The programmer who wrote this code probably thought that all the bases were covered; the control message length was verified to be at least the minimum necessary, but not so large as to overflow the space allocated for control messages in the structure read in from kernel space.

The problem is that the cmsg_len field is of type __kernel_size_t, which is an unsigned integer type. If a very large value is stored in cmsg_len, it will cause an overflow in this calculation:

	((char*)cmsg - (char*)msg->msg_control) + cmsg->cmsg_len)

When this overflow occurs, the resulting sum can be a small number, so cmsg_len does not appear to be overly large to this particular test. At a later point, however, that length will be added to a pointer into the list of control messages. Once again, the addition will cause an integer overflow, with the result that the pointer moves backward.

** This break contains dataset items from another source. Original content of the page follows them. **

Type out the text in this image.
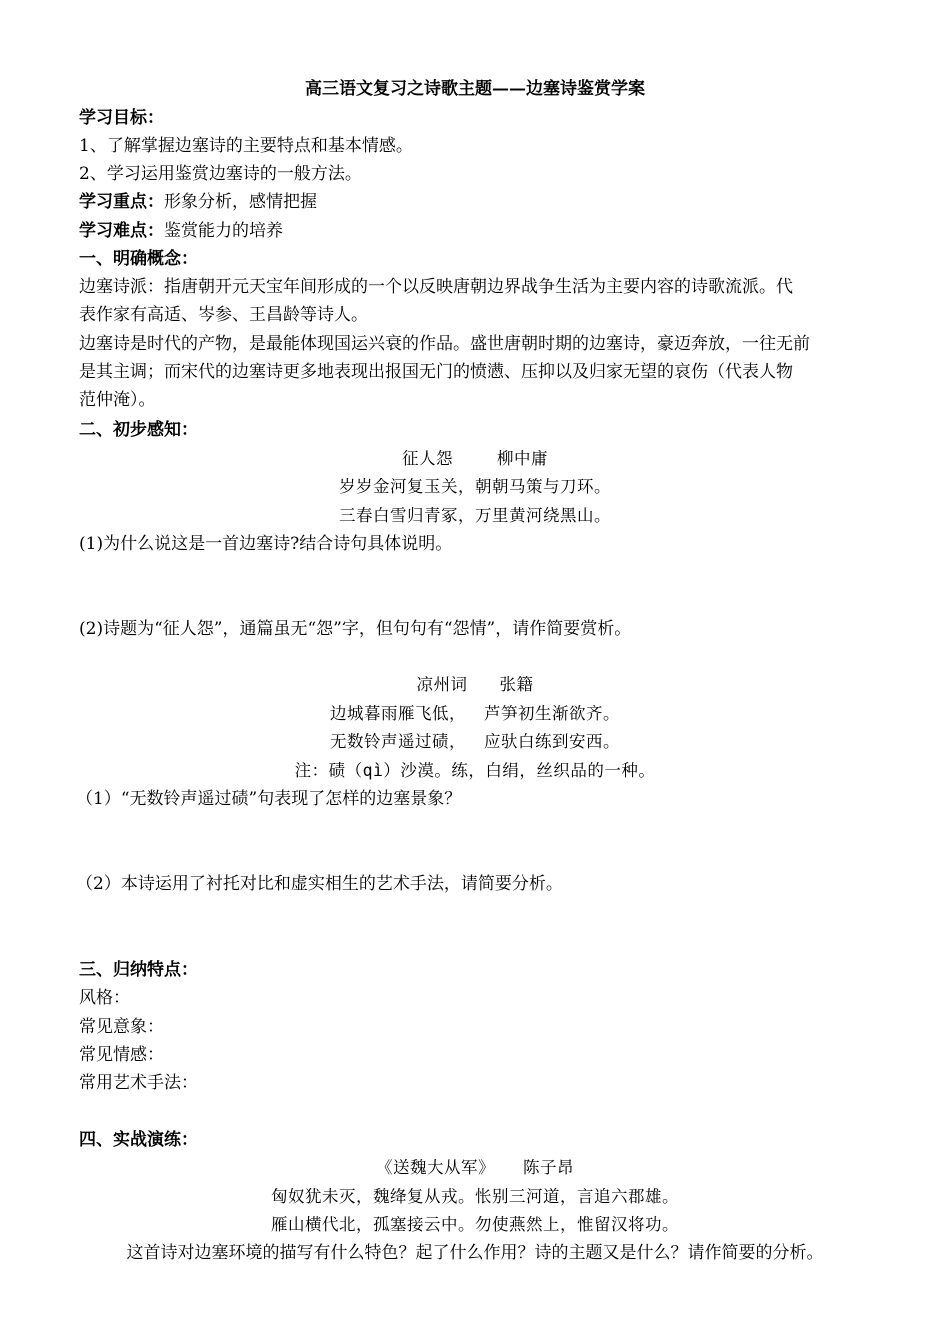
高三语文复习之诗歌主题——边塞诗鉴赏学案
学习目标：
1、了解掌握边塞诗的主要特点和基本情感。
2、学习运用鉴赏边塞诗的一般方法。
学习重点：形象分析，感情把握
学习难点：鉴赏能力的培养
一、明确概念：
边塞诗派：指唐朝开元天宝年间形成的一个以反映唐朝边界战争生活为主要内容的诗歌流派。代
表作家有高适、岑参、王昌龄等诗人。
边塞诗是时代的产物，是最能体现国运兴衰的作品。盛世唐朝时期的边塞诗，豪迈奔放，一往无前
是其主调；而宋代的边塞诗更多地表现出报国无门的愤懑、压抑以及归家无望的哀伤（代表人物
范仲淹）。
二、初步感知：
征人怨	柳中庸
岁岁金河复玉关，朝朝马策与刀环。
三春白雪归青冢，万里黄河绕黑山。
(1)为什么说这是一首边塞诗?结合诗句具体说明。
(2)诗题为“征人怨”，通篇虽无“怨”字，但句句有“怨情”，请作简要赏析。
凉州词 张籍
边城暮雨雁飞低， 芦笋初生渐欲齐。
无数铃声遥过碛， 应驮白练到安西。
注：碛（qì）沙漠。练，白绢，丝织品的一种。
（1）“无数铃声遥过碛”句表现了怎样的边塞景象？
（2）本诗运用了衬托对比和虚实相生的艺术手法，请简要分析。
三、归纳特点：
风格：
常见意象：
常见情感：
常用艺术手法：
四、实战演练：
《送魏大从军》 陈子昂
匈奴犹未灭，魏绛复从戎。怅别三河道，言追六郡雄。
雁山横代北，孤塞接云中。勿使燕然上，惟留汉将功。
这首诗对边塞环境的描写有什么特色？起了什么作用？诗的主题又是什么？请作简要的分析。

The exploit created by Mr. Starzetz works by creating a message with two embedded control messages. The second one sets cmsg_len to -12. That length gets translated to a very large unsigned number (0xfffffff4 on 32-bit systems); it happens to be just the right value to bump the pointer in __scm_send() backward in the list, where it encounters the same control message structure again. An infinite loops results.

Interestingly, this particular vulnerability seems to have been found by another researcher at about the same time. The fix was merged on December 8; the identification of the bug is credited to Georgi Guninski. It is, in any case, fixed, at least for 2.6.10. Some distributors have already made updated kernels available.